The proposed rule changes would make it easier for some borrowers to get bigger loans. That could ignite further activity in the Toronto region’s real estate market, which has already taken off this year as buyers compete with aggressive offers.

Economists including Bank of Montreal’s Douglas Porter has warned against stimulative measures such as relaxing the stress test. The proposed benchmark for uninsured mortgages could “put further upward pressure on prices, especially in markets that are already leaning to a seller's market,” Mr. Porter said Tuesday.

Federal officials had become concerned that the Bank of Canada rate, which stands at 5.19 per cent, was no longer tracking the market as well as it had. At that level, it sets the floor for the stress test at roughly 2.3 percentage points higher than the average five-year mortgage rate borrowers are actually paying.

By contrast, the new median-based benchmark is currently lower at 4.89 per cent as of Tuesday, according to OSFI, although it could change weekly. And mortgages will still be stress-tested at a minimum of two percentage points above the client’s contract rate, according to OSFI.

Switching to the new benchmark rate would boost buying power by almost 3 per cent, depending on the borrower, according to Robert McLister, mortgage broker and founder of rate comparison website Ratespy.com. “That’s enough to trigger a meaningful demand increase this spring, particularly given the bullish psychological impact it’ll have,” Mr. McLister said.

Ron Butler, a mortgage broker with Butler Mortgage Inc., estimated that the current difference between the two benchmark rates would allow a customer qualified for a $500,000 mortgage with a 5-per-cent down payment to spend $528,125.

Mr. Morneau consulted with federal agencies, including OSFI and the Bank of Canada, after Prime Minister Justin Trudeau asked him to gather recommendations to make the stress test “more dynamic."

OSFI is seeking feedback on the proposed changes until March 17, and plans to finalize the new rule by April 1.

In late January, OSFI assistant superintendent Ben Gully said in a speech that the central bank’s benchmark “is not playing the role that we intended” in calculating the stress test, and has become "less responsive to market changes.” That benchmark is derived from posted mortgage rates at Canada’s largest banks, which are typically much higher than the rates most borrowers actually pay.

That gap has widened as falling bond yields have driven down the cost of a mortgage, but posted mortgage rates – which are used to calculate penalties for borrowers who break their mortgages early – have stayed stubbornly high. Toronto-Dominion Bank slashed its posted five-year mortgage rate to 4.99 per cent from 5.34 per cent in early February, but other banks continue to offer posted rates of 5.19 per cent or more.

By adopting a new benchmark, OSFI aims "to address the limitations of the current benchmark rate while preserving the integrity of the overall qualifying rate,” Mr. Gully said in a statement.

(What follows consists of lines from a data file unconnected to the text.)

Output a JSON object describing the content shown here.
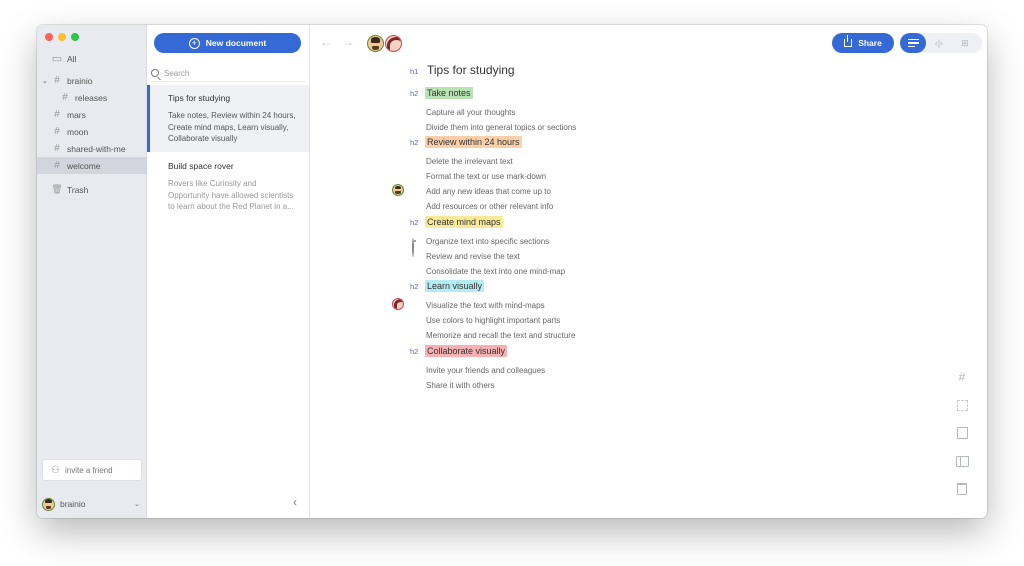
{
  "sidebar": {
    "all_label": "All",
    "tags": [
      {
        "label": "brainio",
        "indent": false,
        "expanded": true,
        "active": false
      },
      {
        "label": "releases",
        "indent": true,
        "active": false
      },
      {
        "label": "mars",
        "indent": false,
        "active": false
      },
      {
        "label": "moon",
        "indent": false,
        "active": false
      },
      {
        "label": "shared-with-me",
        "indent": false,
        "active": false
      },
      {
        "label": "welcome",
        "indent": false,
        "active": true
      }
    ],
    "trash_label": "Trash",
    "invite_label": "invite a friend",
    "user_name": "brainio"
  },
  "doclist": {
    "new_doc_label": "New document",
    "search_placeholder": "Search",
    "documents": [
      {
        "title": "Tips for studying",
        "preview": "Take notes, Review within 24 hours, Create mind maps, Learn visually, Collaborate visually",
        "selected": true
      },
      {
        "title": "Build space rover",
        "preview": "Rovers like Curiosity and Opportunity have allowed scientists to learn about the Red Planet in a...",
        "selected": false
      }
    ]
  },
  "editor": {
    "share_label": "Share",
    "h1_tag": "h1",
    "h2_tag": "h2",
    "title": "Tips for studying",
    "sections": [
      {
        "heading": "Take notes",
        "highlight": "#b9e2b4",
        "items": [
          "Capture all your thoughts",
          "Divide them into general topics or sections"
        ]
      },
      {
        "heading": "Review within 24 hours",
        "highlight": "#fbd0a8",
        "items": [
          "Delete the irrelevant text",
          "Format the text or use mark-down",
          "Add any new ideas that come up to",
          "Add resources or other relevant info"
        ]
      },
      {
        "heading": "Create mind maps",
        "highlight": "#f9ea98",
        "items": [
          "Organize text into specific sections",
          "Review and revise the text",
          "Consolidate the text into one mind-map"
        ]
      },
      {
        "heading": "Learn visually",
        "highlight": "#b4ecf4",
        "items": [
          "Visualize the text with mind-maps",
          "Use colors to highlight important parts",
          "Memorize and recall the text and structure"
        ]
      },
      {
        "heading": "Collaborate visually",
        "highlight": "#f6b2b2",
        "items": [
          "Invite your friends and colleagues",
          "Share it with others"
        ]
      }
    ]
  },
  "icons": {
    "hash": "#",
    "folder": "▭",
    "trash": "🗑",
    "back": "←",
    "forward": "→",
    "collapse": "‹",
    "code": "‹|›",
    "mindmap": "⊞"
  },
  "colors": {
    "accent": "#3469d6",
    "sidebar_bg": "#e9eaf0",
    "active_item": "#d2d4de"
  }
}
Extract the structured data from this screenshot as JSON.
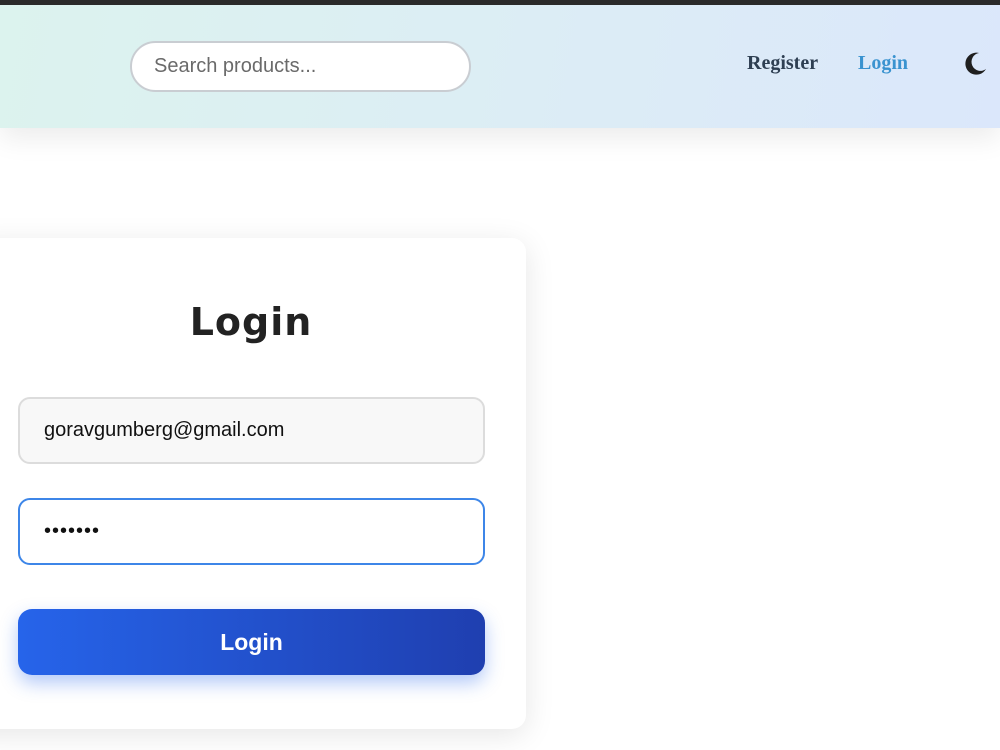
{
  "header": {
    "search": {
      "placeholder": "Search products...",
      "value": ""
    },
    "nav": {
      "register_label": "Register",
      "login_label": "Login"
    },
    "theme_toggle_icon": "moon-icon"
  },
  "login_form": {
    "title": "Login",
    "email": {
      "value": "goravgumberg@gmail.com"
    },
    "password": {
      "value": "•••••••"
    },
    "submit_label": "Login"
  },
  "colors": {
    "accent": "#2664ea",
    "nav_active": "#3a93d0",
    "focus_border": "#3d86e8"
  }
}
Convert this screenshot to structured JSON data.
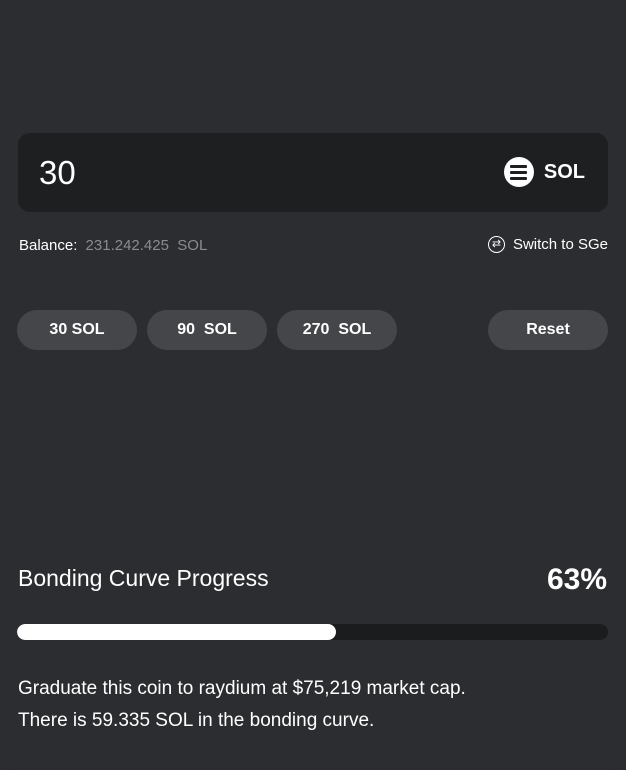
{
  "amount": {
    "value": "30",
    "token": "SOL",
    "token_icon": "solana-icon"
  },
  "balance": {
    "label": "Balance:",
    "value": "231.242.425  SOL"
  },
  "switch": {
    "label": "Switch to SGe",
    "icon": "swap-icon"
  },
  "quick_amounts": [
    "30 SOL",
    "90  SOL",
    "270  SOL"
  ],
  "reset_label": "Reset",
  "progress": {
    "title": "Bonding Curve Progress",
    "percent_label": "63%",
    "fraction": 0.54
  },
  "info": {
    "line1": "Graduate this coin to raydium at $75,219 market cap.",
    "line2": "There is 59.335 SOL in the bonding curve."
  }
}
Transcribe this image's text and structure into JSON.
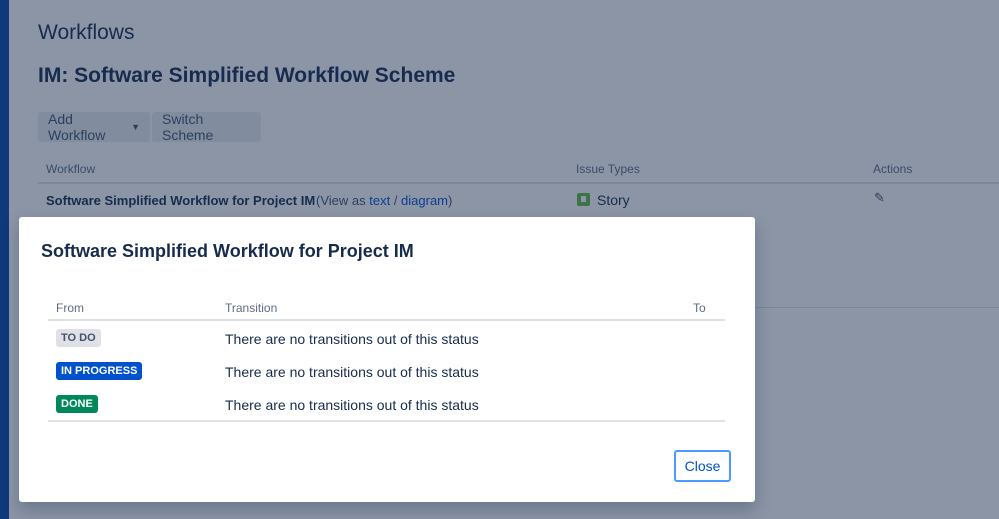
{
  "page": {
    "title": "Workflows",
    "scheme_title": "IM: Software Simplified Workflow Scheme",
    "add_workflow_label": "Add Workflow",
    "switch_scheme_label": "Switch Scheme"
  },
  "table": {
    "headers": {
      "workflow": "Workflow",
      "issue_types": "Issue Types",
      "actions": "Actions"
    },
    "row": {
      "name": "Software Simplified Workflow for Project IM",
      "view_prefix": "(View as ",
      "text_link": "text",
      "separator": " / ",
      "diagram_link": "diagram",
      "view_suffix": ")",
      "issue_type": "Story"
    }
  },
  "dialog": {
    "title": "Software Simplified Workflow for Project IM",
    "headers": {
      "from": "From",
      "transition": "Transition",
      "to": "To"
    },
    "rows": [
      {
        "status": "TO DO",
        "transition": "There are no transitions out of this status"
      },
      {
        "status": "IN PROGRESS",
        "transition": "There are no transitions out of this status"
      },
      {
        "status": "DONE",
        "transition": "There are no transitions out of this status"
      }
    ],
    "close_label": "Close"
  },
  "icons": {
    "add_chevron": "chevron-down-icon",
    "story": "story-icon",
    "edit": "pencil-icon"
  },
  "colors": {
    "todo": "#dfe1e6",
    "in_progress": "#0052cc",
    "done": "#00875a",
    "link": "#0052cc",
    "story": "#65ba43"
  }
}
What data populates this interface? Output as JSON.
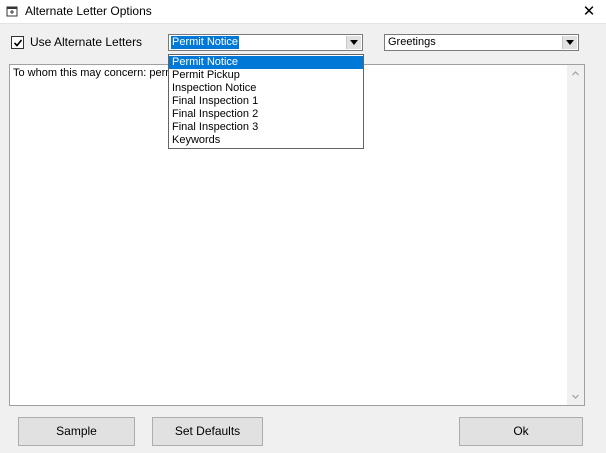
{
  "window": {
    "title": "Alternate Letter Options",
    "close_glyph": "✕",
    "icon": "window-icon"
  },
  "options": {
    "use_alternate_label": "Use Alternate Letters",
    "use_alternate_checked": true
  },
  "letter_combo": {
    "value": "Permit Notice",
    "items": [
      "Permit Notice",
      "Permit Pickup",
      "Inspection Notice",
      "Final Inspection 1",
      "Final Inspection 2",
      "Final Inspection 3",
      "Keywords"
    ],
    "selected_index": 0
  },
  "section_combo": {
    "value": "Greetings"
  },
  "body_text": {
    "visible_text": "To whom this may concern: perm"
  },
  "buttons": {
    "sample": "Sample",
    "set_defaults": "Set Defaults",
    "ok": "Ok"
  },
  "colors": {
    "selection": "#0078d7",
    "window_bg": "#f0f0f0",
    "button_bg": "#e1e1e1"
  }
}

Yet some mortgage brokers played down the impact of the new benchmark and said the proposal gives no relief to borrowers who want to switch lenders at renewal time. "If the intent is to help buyers, they have failed,” said Elan Weintraub, a mortgage broker with Mortgageoutlet.ca.

Paul Taylor, president of Mortgage Professionals Canada, an industry association for mortgage brokers, said even with the new benchmark the stress test will still be too onerous. While it is “very good” that Ottawa is swapping the Bank of Canada’s benchmark mortgage rate for a new standard, he said, his group thinks the test should be set at 0.75 percentage points above the actual mortgage rate, rather than two percentage points.